14th Hellenic Symposium on Nuclear Physics, NTUA 21-22/5/2004
Radioactive contamination due to 241Am Lightning Rod Failure
It is estimated that until 1978 about 200000 lightning conductor rods with α emitting sources attached to their end were installed worldwide. The sources were supposed to increase the lighting collection efficiency of these rods through the ionization of the surrounding air. Nevertheless, this improvement has never been established conclusively. Such devices are, in most cases, not accessible by the public; therefore, the dose to the population is considered insignificant. However, the possibility of radioactive material leakage, due to the source attachment failure, and the subsequent contamination of the surroundings that could lead to possible health risk of the public cannot be excluded. In this work, the case of 241Am contamination due to a lightning rod conductor failure is investigated. This contamination was accidentally detected on the surface soil around a laboratory building in the National Technical University of Athens Campus, during a routine in-situ gamma-ray measurement campaign that took place in 2003. A detailed survey revealed that this 241Am contamination was due to the leakage from two lightning rods on the building roof. Consequently the rods were removed from the building and the contamination pattern on the roof and on the surface soil around the building was examined in detail.

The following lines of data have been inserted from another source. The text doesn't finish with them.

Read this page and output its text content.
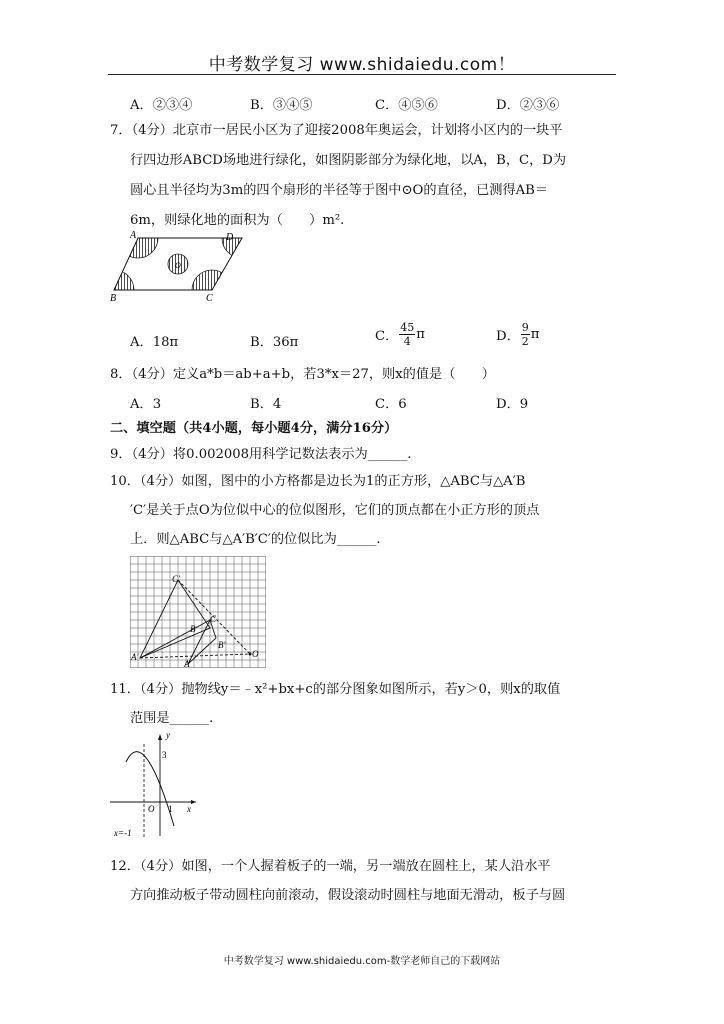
中考数学复习 www.shidaiedu.com！
A．②③④	B．③④⑤	C．④⑤⑥	D．②③⑥
7．（4分）北京市一居民小区为了迎接2008年奥运会，计划将小区内的一块平
行四边形ABCD场地进行绿化，如图阴影部分为绿化地，以A，B，C，D为
圆心且半径均为3m的四个扇形的半径等于图中⊙O的直径，已测得AB＝
6m，则绿化地的面积为（　　）m².
A	D
B	C
O
A．18π	B．36π	C． $\frac{45}{4}$ π	D． $\frac{9}{2}$ π
8．（4分）定义a*b＝ab+a+b，若3*x＝27，则x的值是（　　）
A．3	B．4	C．6	D．9
二、填空题（共4小题，每小题4分，满分16分）
9．（4分）将0.002008用科学记数法表示为______.
10．（4分）如图，图中的小方格都是边长为1的正方形，△ABC与△A′B
′C′是关于点O为位似中心的位似图形，它们的顶点都在小正方形的顶点
上．则△ABC与△A′B′C′的位似比为______.
C'
C
B
B'
A'
A
O
11．（4分）抛物线y＝﹣x²+bx+c的部分图象如图所示，若y＞0，则x的取值
范围是______.
y
3
O 1 x
x=-1
12．（4分）如图，一个人握着板子的一端，另一端放在圆柱上，某人沿水平
方向推动板子带动圆柱向前滚动，假设滚动时圆柱与地面无滑动，板子与圆
中考数学复习 www.shidaiedu.com-数学老师自己的下载网站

From the results obtained so far it may be concluded that there exists well localized contamination on the roof and also around the building. It was established that the pathway through which contamination reached the ground was the rainwater drainage system of the building. The gamma ray dose rate due to 241Am contamination found on the roof and on the surface soil is low compared to that due to its natural radioactivity and does not seem to pose any health risk to the people working in the building or to the public.